Seit dem 1. Januar 2026 gilt in Deutschland der Neue Wehrdienst. Doch bedeutet das die Rückkehr der Wehrpflicht? Die Antwort lautet: Nein. Der Neue Wehrdienst der Bundeswehr basiert auf Freiwilligkeit. Gleichzeitig gibt es neue Regelungen zur Wehrerfassung und Musterung. Hier erfahren Sie alles über Voraussetzungen, Ablauf, Ausbildungsinhalte, Besoldung und Karrierechancen.
Neuer Wehrdienst: Keine Rückkehr zur Wehrpflicht
Mit dem Neuen Wehrdienst verfolgt die Bundeswehr das Ziel, mehr Soldatinnen und Soldaten sowie Reservistinnen und Reservisten für die Landes- und Bündnisverteidigung zu gewinnen. Anders als die bis 2011 geltende Wehrpflicht basiert das neue Modell auf Freiwilligkeit.
Wer sich nicht für einen Dienst bei der Bundeswehr entscheidet, muss keinen Wehrdienst leisten. Dennoch gibt es verpflichtende Elemente im Rahmen der Wehrerfassung.
Wehrerfassung und Musterung: Was ist Pflicht, was ist freiwillig?
Alle deutschen Staatsbürger erhalten ab dem Geburtsjahrgang 2008 nach ihrem 18. Geburtstag einen Online-Fragebogen zur Wehrerfassung.
Für Männer ist die Teilnahme verpflichtend. Sie müssen die Fragen wahrheitsgemäß beantworten. Für Frauen und Personen anderen Geschlechts bleibt die Teilnahme freiwillig.
Im Mittelpunkt stehen dabei zwei Fragen:
- Besteht Interesse an einem Wehrdienst bei der Bundeswehr?
- Liegt grundsätzlich eine gesundheitliche Eignung für den Dienst vor?

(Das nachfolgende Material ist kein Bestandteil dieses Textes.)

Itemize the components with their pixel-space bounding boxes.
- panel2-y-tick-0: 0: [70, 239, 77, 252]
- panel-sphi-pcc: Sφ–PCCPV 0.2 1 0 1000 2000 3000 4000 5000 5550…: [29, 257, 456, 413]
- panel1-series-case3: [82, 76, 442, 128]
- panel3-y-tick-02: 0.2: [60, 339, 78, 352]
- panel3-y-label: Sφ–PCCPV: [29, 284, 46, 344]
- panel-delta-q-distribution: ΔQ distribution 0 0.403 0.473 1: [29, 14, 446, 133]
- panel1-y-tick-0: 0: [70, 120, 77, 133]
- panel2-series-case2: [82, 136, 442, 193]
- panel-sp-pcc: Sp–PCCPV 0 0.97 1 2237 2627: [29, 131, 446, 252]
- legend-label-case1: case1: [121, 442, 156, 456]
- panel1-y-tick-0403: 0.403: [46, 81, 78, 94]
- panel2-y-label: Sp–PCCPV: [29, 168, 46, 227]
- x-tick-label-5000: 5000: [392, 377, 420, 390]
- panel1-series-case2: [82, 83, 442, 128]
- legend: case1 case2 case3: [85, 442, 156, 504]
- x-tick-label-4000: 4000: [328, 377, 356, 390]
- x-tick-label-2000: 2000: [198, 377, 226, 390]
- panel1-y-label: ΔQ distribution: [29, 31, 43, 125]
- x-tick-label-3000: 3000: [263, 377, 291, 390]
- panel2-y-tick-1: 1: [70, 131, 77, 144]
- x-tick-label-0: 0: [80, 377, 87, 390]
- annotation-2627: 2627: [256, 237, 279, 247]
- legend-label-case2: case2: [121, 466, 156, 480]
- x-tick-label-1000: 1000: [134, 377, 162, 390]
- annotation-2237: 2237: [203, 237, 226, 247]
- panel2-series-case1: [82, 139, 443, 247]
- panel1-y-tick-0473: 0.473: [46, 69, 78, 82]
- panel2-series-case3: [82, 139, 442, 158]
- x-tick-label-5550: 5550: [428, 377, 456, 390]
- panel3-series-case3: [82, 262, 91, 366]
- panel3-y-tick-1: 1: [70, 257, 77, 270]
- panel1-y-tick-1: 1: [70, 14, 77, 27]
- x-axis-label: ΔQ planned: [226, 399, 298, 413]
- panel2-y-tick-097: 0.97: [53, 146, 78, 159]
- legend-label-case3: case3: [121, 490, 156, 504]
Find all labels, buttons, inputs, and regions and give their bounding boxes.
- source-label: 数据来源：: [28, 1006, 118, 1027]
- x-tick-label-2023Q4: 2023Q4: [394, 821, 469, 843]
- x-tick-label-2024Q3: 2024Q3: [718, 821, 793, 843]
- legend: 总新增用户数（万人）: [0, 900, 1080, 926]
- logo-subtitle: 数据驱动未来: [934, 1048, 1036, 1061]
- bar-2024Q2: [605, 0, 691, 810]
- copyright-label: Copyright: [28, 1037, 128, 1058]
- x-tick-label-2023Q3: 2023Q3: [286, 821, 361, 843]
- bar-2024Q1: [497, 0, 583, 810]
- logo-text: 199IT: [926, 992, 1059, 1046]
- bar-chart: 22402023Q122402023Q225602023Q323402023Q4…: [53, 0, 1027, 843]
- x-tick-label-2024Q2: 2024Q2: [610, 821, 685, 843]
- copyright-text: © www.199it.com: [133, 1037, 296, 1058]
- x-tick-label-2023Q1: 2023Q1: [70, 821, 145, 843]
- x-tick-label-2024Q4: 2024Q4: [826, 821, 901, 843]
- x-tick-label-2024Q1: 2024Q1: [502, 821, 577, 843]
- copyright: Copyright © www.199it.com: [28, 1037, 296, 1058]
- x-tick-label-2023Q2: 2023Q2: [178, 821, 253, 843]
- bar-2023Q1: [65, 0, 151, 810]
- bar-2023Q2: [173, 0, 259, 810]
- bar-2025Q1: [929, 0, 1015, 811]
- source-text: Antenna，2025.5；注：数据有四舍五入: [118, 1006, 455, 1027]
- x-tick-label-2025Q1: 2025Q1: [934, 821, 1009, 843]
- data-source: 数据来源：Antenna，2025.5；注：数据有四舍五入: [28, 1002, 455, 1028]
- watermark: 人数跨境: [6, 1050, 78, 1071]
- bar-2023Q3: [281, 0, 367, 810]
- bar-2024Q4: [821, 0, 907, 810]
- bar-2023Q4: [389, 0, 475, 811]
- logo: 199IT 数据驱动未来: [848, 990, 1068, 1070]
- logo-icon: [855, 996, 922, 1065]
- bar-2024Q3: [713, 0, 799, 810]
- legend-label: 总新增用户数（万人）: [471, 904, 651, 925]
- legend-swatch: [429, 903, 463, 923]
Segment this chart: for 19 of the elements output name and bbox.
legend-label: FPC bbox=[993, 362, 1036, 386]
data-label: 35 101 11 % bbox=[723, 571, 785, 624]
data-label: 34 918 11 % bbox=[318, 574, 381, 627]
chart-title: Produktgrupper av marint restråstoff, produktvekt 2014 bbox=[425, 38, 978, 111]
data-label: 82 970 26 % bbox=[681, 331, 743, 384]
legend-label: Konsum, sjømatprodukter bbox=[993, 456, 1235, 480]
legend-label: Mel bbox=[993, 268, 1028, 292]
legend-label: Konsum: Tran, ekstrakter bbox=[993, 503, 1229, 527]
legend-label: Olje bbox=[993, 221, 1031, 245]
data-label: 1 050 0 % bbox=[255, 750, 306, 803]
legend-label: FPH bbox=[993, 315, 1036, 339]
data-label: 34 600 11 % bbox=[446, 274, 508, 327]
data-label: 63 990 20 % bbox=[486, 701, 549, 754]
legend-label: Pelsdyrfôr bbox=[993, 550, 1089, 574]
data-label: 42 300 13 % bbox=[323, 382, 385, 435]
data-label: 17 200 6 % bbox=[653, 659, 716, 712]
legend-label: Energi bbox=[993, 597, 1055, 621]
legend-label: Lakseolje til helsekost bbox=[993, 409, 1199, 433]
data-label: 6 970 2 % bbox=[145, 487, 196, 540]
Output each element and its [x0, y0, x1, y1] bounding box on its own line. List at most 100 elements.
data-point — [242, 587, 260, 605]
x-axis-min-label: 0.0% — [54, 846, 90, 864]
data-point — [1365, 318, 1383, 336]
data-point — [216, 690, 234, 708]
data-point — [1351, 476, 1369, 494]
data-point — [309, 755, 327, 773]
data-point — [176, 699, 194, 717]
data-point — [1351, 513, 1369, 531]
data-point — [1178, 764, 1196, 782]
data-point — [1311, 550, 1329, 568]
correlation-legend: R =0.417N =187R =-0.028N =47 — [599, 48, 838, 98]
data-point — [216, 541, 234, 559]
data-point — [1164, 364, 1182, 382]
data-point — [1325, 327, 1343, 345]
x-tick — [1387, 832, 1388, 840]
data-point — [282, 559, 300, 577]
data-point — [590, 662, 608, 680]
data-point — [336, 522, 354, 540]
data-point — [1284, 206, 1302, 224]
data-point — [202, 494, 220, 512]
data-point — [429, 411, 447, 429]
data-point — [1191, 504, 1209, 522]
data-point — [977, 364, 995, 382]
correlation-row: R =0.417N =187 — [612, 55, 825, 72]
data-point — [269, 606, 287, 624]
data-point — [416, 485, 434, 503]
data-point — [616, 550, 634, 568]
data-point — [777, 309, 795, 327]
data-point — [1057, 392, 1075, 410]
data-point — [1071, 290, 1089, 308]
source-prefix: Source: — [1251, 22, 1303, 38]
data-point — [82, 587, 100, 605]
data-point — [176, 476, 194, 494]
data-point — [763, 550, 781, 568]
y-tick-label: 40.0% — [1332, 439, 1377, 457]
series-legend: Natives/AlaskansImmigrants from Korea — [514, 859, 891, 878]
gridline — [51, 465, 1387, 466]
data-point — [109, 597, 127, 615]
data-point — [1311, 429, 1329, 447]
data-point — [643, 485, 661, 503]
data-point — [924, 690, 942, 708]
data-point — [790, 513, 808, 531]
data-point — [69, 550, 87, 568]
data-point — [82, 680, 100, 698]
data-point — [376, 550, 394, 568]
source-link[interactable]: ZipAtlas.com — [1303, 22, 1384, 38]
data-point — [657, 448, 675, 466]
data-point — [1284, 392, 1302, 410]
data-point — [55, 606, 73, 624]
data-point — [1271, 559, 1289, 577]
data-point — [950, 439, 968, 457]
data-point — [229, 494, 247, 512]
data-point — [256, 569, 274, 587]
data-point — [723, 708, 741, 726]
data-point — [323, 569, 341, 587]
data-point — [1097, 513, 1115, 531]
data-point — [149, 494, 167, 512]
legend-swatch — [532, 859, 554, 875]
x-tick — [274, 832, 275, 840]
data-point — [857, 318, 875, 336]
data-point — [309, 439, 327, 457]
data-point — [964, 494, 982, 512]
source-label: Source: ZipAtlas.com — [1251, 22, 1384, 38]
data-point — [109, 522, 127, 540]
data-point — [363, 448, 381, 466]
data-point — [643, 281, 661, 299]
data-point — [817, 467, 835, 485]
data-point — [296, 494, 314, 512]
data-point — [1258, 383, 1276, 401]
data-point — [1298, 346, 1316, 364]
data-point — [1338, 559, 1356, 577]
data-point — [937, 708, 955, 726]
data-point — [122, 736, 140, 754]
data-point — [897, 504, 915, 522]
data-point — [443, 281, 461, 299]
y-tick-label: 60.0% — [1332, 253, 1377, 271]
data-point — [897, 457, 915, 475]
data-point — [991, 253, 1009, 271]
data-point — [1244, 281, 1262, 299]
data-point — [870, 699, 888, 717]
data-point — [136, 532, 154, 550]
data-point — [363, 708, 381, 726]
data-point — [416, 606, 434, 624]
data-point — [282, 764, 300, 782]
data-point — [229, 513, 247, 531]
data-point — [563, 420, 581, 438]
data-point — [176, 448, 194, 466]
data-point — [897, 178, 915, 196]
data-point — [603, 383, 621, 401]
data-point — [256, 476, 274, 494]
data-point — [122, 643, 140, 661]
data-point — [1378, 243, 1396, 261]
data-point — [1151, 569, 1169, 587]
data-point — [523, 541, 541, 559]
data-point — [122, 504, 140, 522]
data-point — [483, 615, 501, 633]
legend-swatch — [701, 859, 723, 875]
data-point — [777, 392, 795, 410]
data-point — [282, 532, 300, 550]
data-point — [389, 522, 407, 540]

Geeignete Freiwillige werden anschließend zu einer Musterung in ein Karrierecenter der Bundeswehr eingeladen. Dort prüfen medizinische Fachkräfte die körperliche, geistige und charakterliche Tauglichkeit für den Dienst als Soldatin oder Soldat.
Ablauf des Neuen Wehrdienstes: Vom Fragebogen bis zum Dienstantritt
Der Weg in den Neuen Wehrdienst beginnt mit der Wehrerfassung. Nach erfolgreicher Musterung können die Bewerberinnen und Bewerber Wünsche zu ihrem Dienstort oder ihrer gewünschten Verwendung äußern.
Ob Heer, Luftwaffe, Marine, Sanitätsdienst oder technische Verwendungen – die Bundeswehr versucht, persönliche Interessen und Fähigkeiten bestmöglich zu berücksichtigen.Nach Abschluss des Auswahlverfahrens erfolgt der Dienstantritt zum vereinbarten Termin.
Ausbildung im Neuen Wehrdienst: Heimatschutz und militärische Grundlagen
Die Mindestdienstzeit beträgt sechs Monate. In dieser Zeit erhalten die Wehrdienstleistenden eine fundierte militärische Ausbildung mit Schwerpunkt Heimatschutz.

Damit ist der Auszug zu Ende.